# CSDI for Time Series Forecasting

This notebook demonstrates the usage of the CSDI (Conditional Score-based Diffusion Models for Imputation) model for time series forecasting tasks, specifically for electricity consumption data.

In [2]:
!pip install gdown

Collecting gdown
  Obtaining dependency information for gdown from https://files.pythonhosted.org/packages/54/70/e07c381e6488a77094f04c85c9caf1c8008cdc30778f7019bc52e5285ef0/gdown-5.2.0-py3-none-any.whl.metadata
  Downloading gdown-5.2.0-py3-none-any.whl.metadata (5.8 kB)
Downloading gdown-5.2.0-py3-none-any.whl (18 kB)
Installing collected packages: gdown
Successfully installed gdown-5.2.0


## Library Imports and Model Setup

In this section, we import necessary libraries and modules required for the implementation of the CSDI model. This includes standard data handling libraries like `numpy` and `pandas`, deep learning libraries from `torch`, and specific components for building and training the CSDI model.

In [3]:
import os
import sys
import argparse
import torch
import yaml
import numpy as np
import datetime
import json
import gdown
import zipfile

# Add the parent directory to sys.path to import local modules
sys.path.append(os.path.abspath(os.path.join('.')))

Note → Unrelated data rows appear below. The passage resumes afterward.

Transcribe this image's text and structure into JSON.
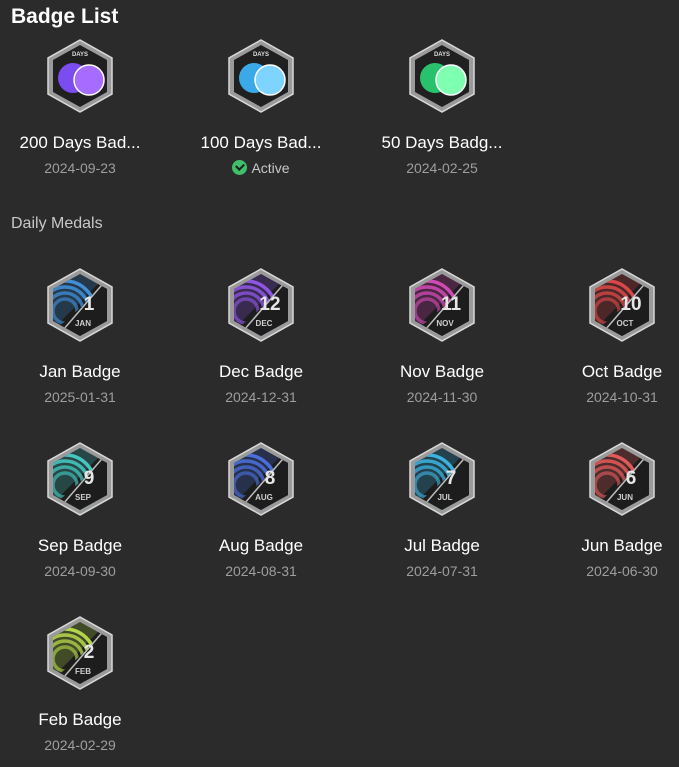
{
  "header": {
    "title": "Badge List"
  },
  "streak_badges": [
    {
      "name": "200 Days Bad...",
      "date": "2024-09-23",
      "icon": "days-200-badge-icon",
      "label": "DAYS",
      "color1": "#7b4cf0",
      "color2": "#a66bff"
    },
    {
      "name": "100 Days Bad...",
      "status": "Active",
      "icon": "days-100-badge-icon",
      "label": "DAYS",
      "color1": "#3aa9e8",
      "color2": "#7fd3ff"
    },
    {
      "name": "50 Days Badg...",
      "date": "2024-02-25",
      "icon": "days-50-badge-icon",
      "label": "DAYS",
      "color1": "#27c26b",
      "color2": "#7fffb0"
    }
  ],
  "section": {
    "daily_label": "Daily Medals"
  },
  "daily_medals": [
    {
      "name": "Jan Badge",
      "date": "2025-01-31",
      "num": "1",
      "month": "JAN",
      "color": "#3f8fd8",
      "icon": "jan-medal-icon"
    },
    {
      "name": "Dec Badge",
      "date": "2024-12-31",
      "num": "12",
      "month": "DEC",
      "color": "#8f56e6",
      "icon": "dec-medal-icon"
    },
    {
      "name": "Nov Badge",
      "date": "2024-11-30",
      "num": "11",
      "month": "NOV",
      "color": "#d049b4",
      "icon": "nov-medal-icon"
    },
    {
      "name": "Oct Badge",
      "date": "2024-10-31",
      "num": "10",
      "month": "OCT",
      "color": "#d94848",
      "icon": "oct-medal-icon"
    },
    {
      "name": "Sep Badge",
      "date": "2024-09-30",
      "num": "9",
      "month": "SEP",
      "color": "#45c7c0",
      "icon": "sep-medal-icon"
    },
    {
      "name": "Aug Badge",
      "date": "2024-08-31",
      "num": "8",
      "month": "AUG",
      "color": "#4a6fdc",
      "icon": "aug-medal-icon"
    },
    {
      "name": "Jul Badge",
      "date": "2024-07-31",
      "num": "7",
      "month": "JUL",
      "color": "#3bb2e0",
      "icon": "jul-medal-icon"
    },
    {
      "name": "Jun Badge",
      "date": "2024-06-30",
      "num": "6",
      "month": "JUN",
      "color": "#e05a5a",
      "icon": "jun-medal-icon"
    },
    {
      "name": "Feb Badge",
      "date": "2024-02-29",
      "num": "2",
      "month": "FEB",
      "color": "#b4d64a",
      "icon": "feb-medal-icon"
    }
  ]
}
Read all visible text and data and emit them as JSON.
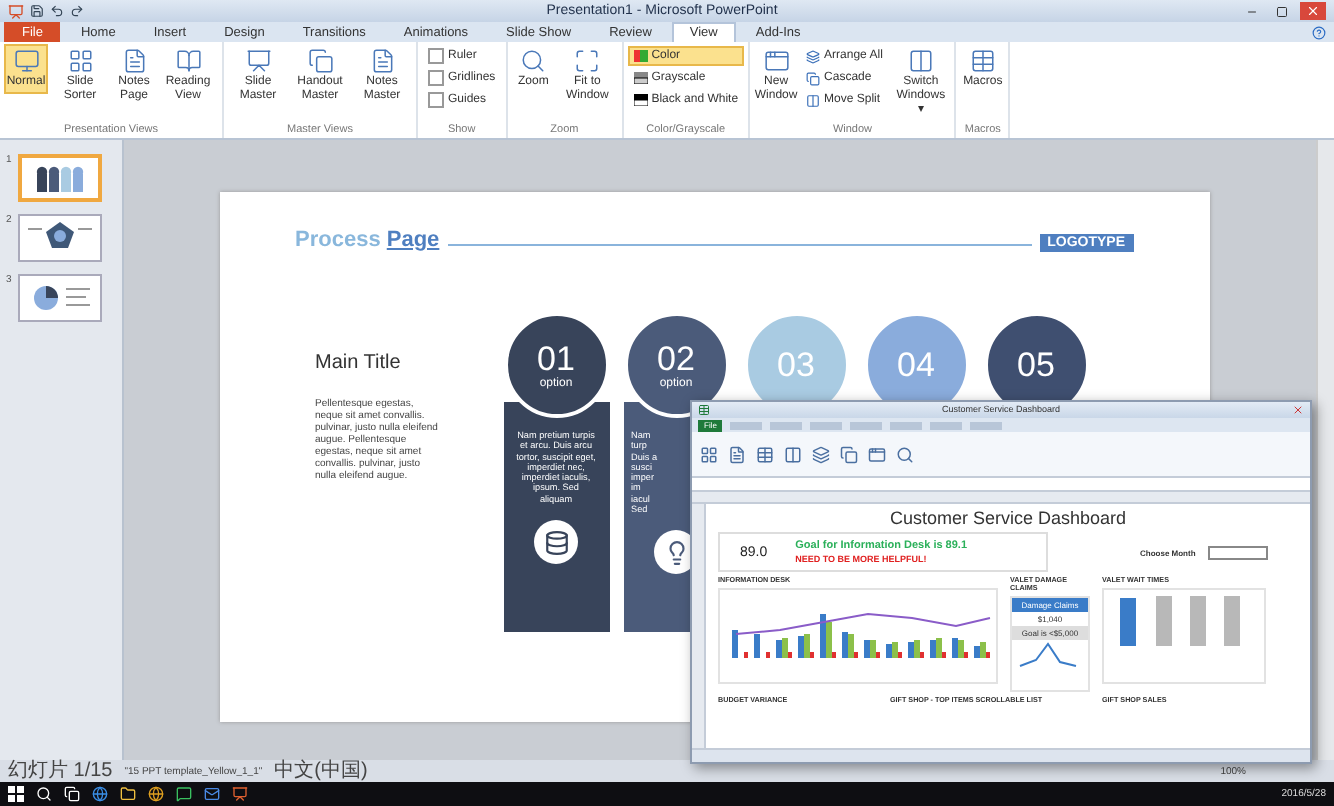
{
  "window": {
    "title": "Presentation1 - Microsoft PowerPoint"
  },
  "tabs": [
    {
      "label": "File",
      "selected": false,
      "kind": "file"
    },
    {
      "label": "Home",
      "selected": false,
      "kind": "tab"
    },
    {
      "label": "Insert",
      "selected": false,
      "kind": "tab"
    },
    {
      "label": "Design",
      "selected": false,
      "kind": "tab"
    },
    {
      "label": "Transitions",
      "selected": false,
      "kind": "tab"
    },
    {
      "label": "Animations",
      "selected": false,
      "kind": "tab"
    },
    {
      "label": "Slide Show",
      "selected": false,
      "kind": "tab"
    },
    {
      "label": "Review",
      "selected": false,
      "kind": "tab"
    },
    {
      "label": "View",
      "selected": true,
      "kind": "tab"
    },
    {
      "label": "Add-Ins",
      "selected": false,
      "kind": "tab"
    }
  ],
  "ribbon": {
    "groups": [
      {
        "label": "Presentation Views",
        "items": [
          {
            "kind": "large",
            "label": "Normal",
            "selected": true
          },
          {
            "kind": "large",
            "label": "Slide Sorter",
            "selected": false
          },
          {
            "kind": "large",
            "label": "Notes Page",
            "selected": false
          },
          {
            "kind": "large",
            "label": "Reading View",
            "selected": false
          }
        ]
      },
      {
        "label": "Master Views",
        "items": [
          {
            "kind": "large",
            "label": "Slide Master",
            "selected": false
          },
          {
            "kind": "large",
            "label": "Handout Master",
            "selected": false
          },
          {
            "kind": "large",
            "label": "Notes Master",
            "selected": false
          }
        ]
      },
      {
        "label": "Show",
        "items": [
          {
            "kind": "check",
            "label": "Ruler",
            "checked": false
          },
          {
            "kind": "check",
            "label": "Gridlines",
            "checked": false
          },
          {
            "kind": "check",
            "label": "Guides",
            "checked": false
          }
        ]
      },
      {
        "label": "Zoom",
        "items": [
          {
            "kind": "large",
            "label": "Zoom",
            "selected": false
          },
          {
            "kind": "large",
            "label": "Fit to Window",
            "selected": false
          }
        ]
      },
      {
        "label": "Color/Grayscale",
        "items": [
          {
            "kind": "small",
            "label": "Color",
            "selected": true
          },
          {
            "kind": "small",
            "label": "Grayscale",
            "selected": false
          },
          {
            "kind": "small",
            "label": "Black and White",
            "selected": false
          }
        ]
      },
      {
        "label": "Window",
        "items": [
          {
            "kind": "large",
            "label": "New Window",
            "selected": false
          },
          {
            "kind": "small",
            "label": "Arrange All",
            "selected": false
          },
          {
            "kind": "small",
            "label": "Cascade",
            "selected": false
          },
          {
            "kind": "small",
            "label": "Move Split",
            "selected": false
          },
          {
            "kind": "large",
            "label": "Switch Windows ▾",
            "selected": false
          }
        ]
      },
      {
        "label": "Macros",
        "items": [
          {
            "kind": "large",
            "label": "Macros",
            "selected": false
          }
        ]
      }
    ]
  },
  "thumbnails": [
    {
      "number": "1",
      "selected": true
    },
    {
      "number": "2",
      "selected": false
    },
    {
      "number": "3",
      "selected": false
    }
  ],
  "slide": {
    "heading_light": "Process",
    "heading_bold": "Page",
    "logotype": "LOGOTYPE",
    "main_title": "Main Title",
    "body": "Pellentesque egestas, neque sit amet convallis. pulvinar, justo nulla eleifend augue. Pellentesque egestas, neque sit amet convallis. pulvinar, justo nulla eleifend augue.",
    "steps": [
      {
        "kind": "full",
        "number": "01",
        "label": "option",
        "text": "Nam pretium turpis et arcu. Duis arcu tortor, suscipit eget, imperdiet nec, imperdiet iaculis, ipsum. Sed aliquam",
        "color": "#38445a"
      },
      {
        "kind": "clipped",
        "number": "02",
        "label": "option",
        "text_lines": [
          "Nam",
          "turp",
          "Duis a",
          "susci",
          "imper",
          "im",
          "iacul",
          "Sed"
        ],
        "color": "#4b5b7a"
      },
      {
        "kind": "top",
        "number": "03",
        "color": "#a9cbe2"
      },
      {
        "kind": "top",
        "number": "04",
        "color": "#8aacdc"
      },
      {
        "kind": "top",
        "number": "05",
        "color": "#3f4f70"
      }
    ]
  },
  "excel": {
    "title": "Customer Service Dashboard",
    "file_tab": "File",
    "dashboard": {
      "heading": "Customer Service Dashboard",
      "score": "89.0",
      "goal": "Goal for Information Desk is 89.1",
      "alert": "NEED TO BE MORE HELPFUL!",
      "month_label": "Choose Month",
      "info_desk": "INFORMATION DESK",
      "damage_title": "VALET DAMAGE CLAIMS",
      "damage_label": "Damage Claims",
      "damage_value": "$1,040",
      "damage_goal": "Goal is <$5,000",
      "wait_title": "VALET WAIT TIMES",
      "budget_title": "BUDGET VARIANCE",
      "gift_title": "GIFT SHOP - TOP ITEMS  SCROLLABLE LIST",
      "gift_sales_title": "GIFT SHOP SALES"
    }
  },
  "status_bar": {
    "slide": "幻灯片 1/15",
    "file": "\"15 PPT template_Yellow_1_1\"",
    "language": "中文(中国)",
    "zoom": "100%"
  },
  "taskbar": {
    "clock": "2016/5/28"
  }
}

from main_model import CSDI_Forecasting
from dataset_forecasting import get_dataloader
from utils import train, evaluate

## Data Download and Module Import

The provided code snippet performs several tasks essential for setting up a data processing and model training environment:

1. **Add Parent Directory to `sys.path`**:
   - This allows the script to import local modules from the parent directory, ensuring all necessary components are accessible.

2. **Import Required Modules**:
   - It imports various functions and classes from local modules (`main_model`, `dataset_forecasting`, `utils`) needed for model training and evaluation.

3. **Download Data Function**:
   - A function named `download_data` is defined to download all files from a specified Google Drive folder and save them to a local directory.
   - The function:
     - Creates the output directory if it doesn't exist.
     - Extracts the folder ID from the provided Google Drive URL.
     - Downloads the files from the Google Drive folder to the specified local path.
     - Prints a message indicating whether the download was successful or if it failed.

4. **Calling the `download_data` Function**:
   - The function is called with a specific Google Drive folder URL to initiate the download process.


In [4]:
def download_data(folder_url, output_path='data/electricity_nips'):
    """
    Download all files from a Google Drive folder and save them to the specified output path.
    """
    # Create the output directory if it doesn't exist
    os.makedirs(output_path, exist_ok=True)
    
    # Extract the folder ID from the URL
    folder_id = folder_url.split('/')[-1]
    
    # List files in the folder
    url = f"https://drive.google.com/drive/folders/{folder_id}"
    output = gdown.download_folder(url, output=output_path, quiet=False, use_cookies=False)
    
    if output is None:
        print("Failed to download files. Make sure the folder is publicly accessible.")
    else:
        print(f"Downloaded files to {output_path}")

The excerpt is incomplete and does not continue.